Unfortunately, there is no known cure for celiac disease. If you have it, you absolutely must cut out all gluten from your diet. That being said, according to Scientific American, most people should not eat a gluten-free diet. So, if you aren’t sure whether or not you have celiac disease, you should consult your doctor before you make a major dietary change like removing gluten.
To test for celiac disease, you can schedule an appointment with your doctor to get some simple blood work done. The results will show whether or not you have it.
If your results are negative and you are still showing symptoms, keep in mind that people with celiac disease aren’t the only ones affected by gluten. Many other people have non-celiac gluten sensitivity, and they experience a reaction caused by gluten that results in unpleasant gastrointestinal symptoms.

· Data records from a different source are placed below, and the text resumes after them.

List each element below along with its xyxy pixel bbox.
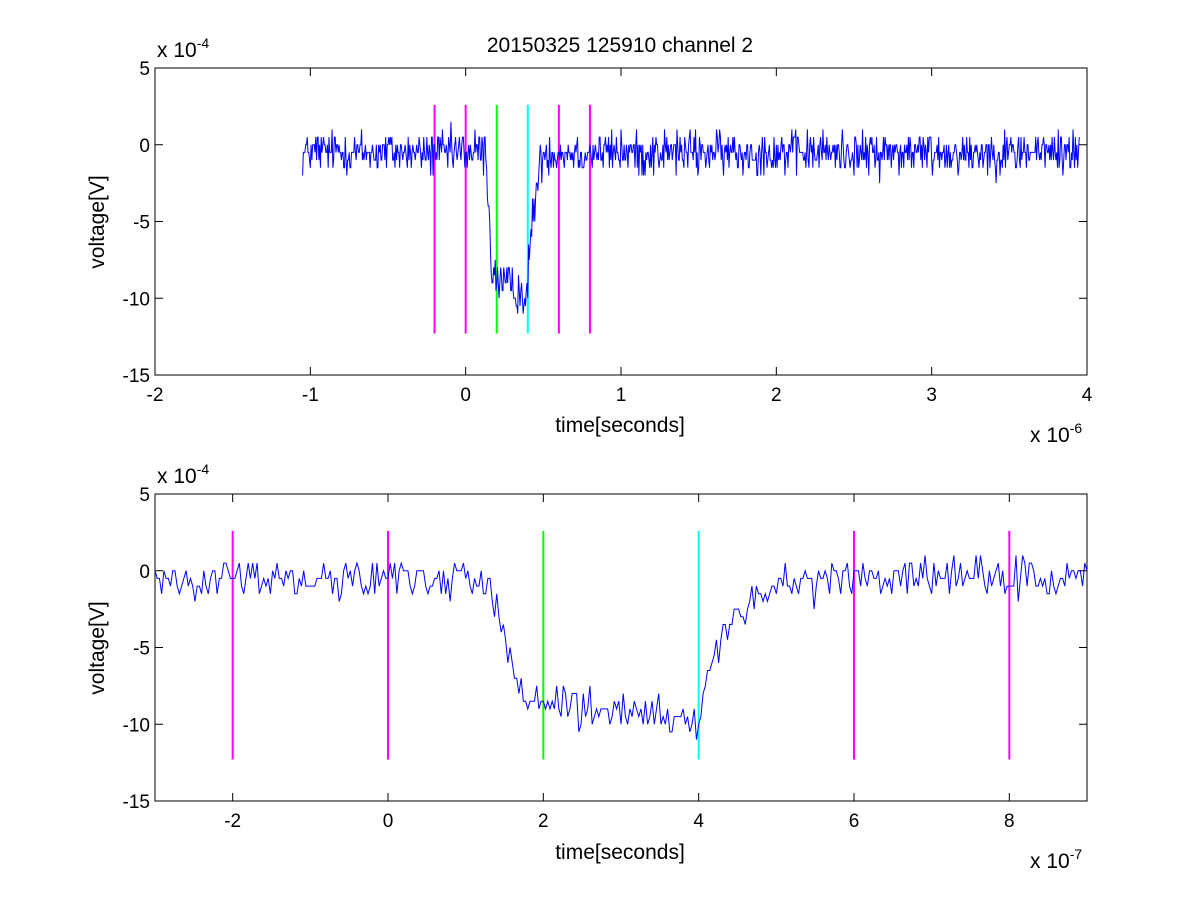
top-series-0-line — [302, 121, 1080, 314]
bottom-y-axis-label: voltage[V] — [86, 601, 109, 694]
top-x-multiplier: x 10-6 — [1030, 420, 1082, 447]
bottom-y-tick-label-1: 0 — [139, 562, 150, 583]
bottom-axes-box — [154, 493, 1088, 802]
top-ticks: -2 -1 0 1 2 3 450-5-10-15 — [123, 59, 1093, 406]
bottom-y-tick-label-2: -5 — [133, 639, 150, 660]
top-vertical-markers — [433, 104, 591, 334]
bottom-y-tick-label-3: -10 — [123, 715, 150, 736]
bottom-x-tick-label-5: 8 — [1004, 811, 1015, 832]
bottom-x-tick-label-1: 0 — [383, 811, 394, 832]
bottom-vertical-markers — [231, 530, 1011, 760]
top-y-axis-label: voltage[V] — [86, 175, 109, 268]
bottom-x-multiplier: x 10-7 — [1030, 846, 1082, 873]
top-x-tick-label-1: -1 — [302, 385, 319, 406]
top-x-tick-label-4: 2 — [771, 385, 782, 406]
top-y-tick-label-1: 0 — [139, 136, 150, 157]
top-subplot: 20150325 125910 channel 2 -2 -1 0 1 2 3 450-5-… — [86, 34, 1093, 447]
top-signal-trace — [302, 121, 1080, 314]
top-x-tick-label-0: -2 — [147, 385, 164, 406]
top-x-tick-label-5: 3 — [926, 385, 937, 406]
bottom-y-tick-label-0: 5 — [139, 485, 150, 506]
top-axes-box — [154, 67, 1088, 376]
top-y-tick-label-4: -15 — [123, 366, 150, 387]
bottom-series-0-line — [154, 555, 1088, 740]
bottom-y-tick-label-4: -15 — [123, 792, 150, 813]
bottom-ticks: -2 0 2 4 6 8 5 0 -5 -10 -15 — [123, 485, 1087, 832]
top-x-tick-label-6: 4 — [1082, 385, 1093, 406]
bottom-x-axis-label: time[seconds] — [555, 841, 685, 864]
top-y-tick-label-3: -10 — [123, 289, 150, 310]
bottom-x-tick-label-3: 4 — [693, 811, 704, 832]
top-y-multiplier: x 10-4 — [157, 35, 209, 62]
top-x-axis-label: time[seconds] — [555, 414, 685, 437]
bottom-x-tick-label-0: -2 — [224, 811, 241, 832]
top-x-tick-label-2: 0 — [460, 385, 471, 406]
bottom-y-multiplier: x 10-4 — [157, 461, 209, 488]
top-y-tick-label-0: 5 — [139, 59, 150, 80]
chart-title: 20150325 125910 channel 2 — [487, 34, 753, 57]
top-x-tick-label-3: 1 — [616, 385, 627, 406]
bottom-x-tick-label-4: 6 — [849, 811, 860, 832]
bottom-x-tick-label-2: 2 — [538, 811, 549, 832]
top-y-tick-label-2: -5 — [133, 213, 150, 234]
bottom-signal-trace — [154, 555, 1088, 740]
bottom-subplot: -2 0 2 4 6 8 5 0 -5 -10 -15 time[seconds] voltage[… — [86, 461, 1088, 873]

Non-celiac gluten sensitivity can also cause several of the same symptoms as celiac disease like fatigue, depression, and heartburn, but it does not cause damage to the small intestine like celiac disease does.
Unfortunately, there is no real test for non-celiac gluten sensitivity. So, if you think you are suffering from it, consider limiting your gluten intake after consulting your doctor and see if your symptoms improve.
Remember, always take your symptoms seriously and don’t put off talking to your doctor about your concerns. Your body will thank you later.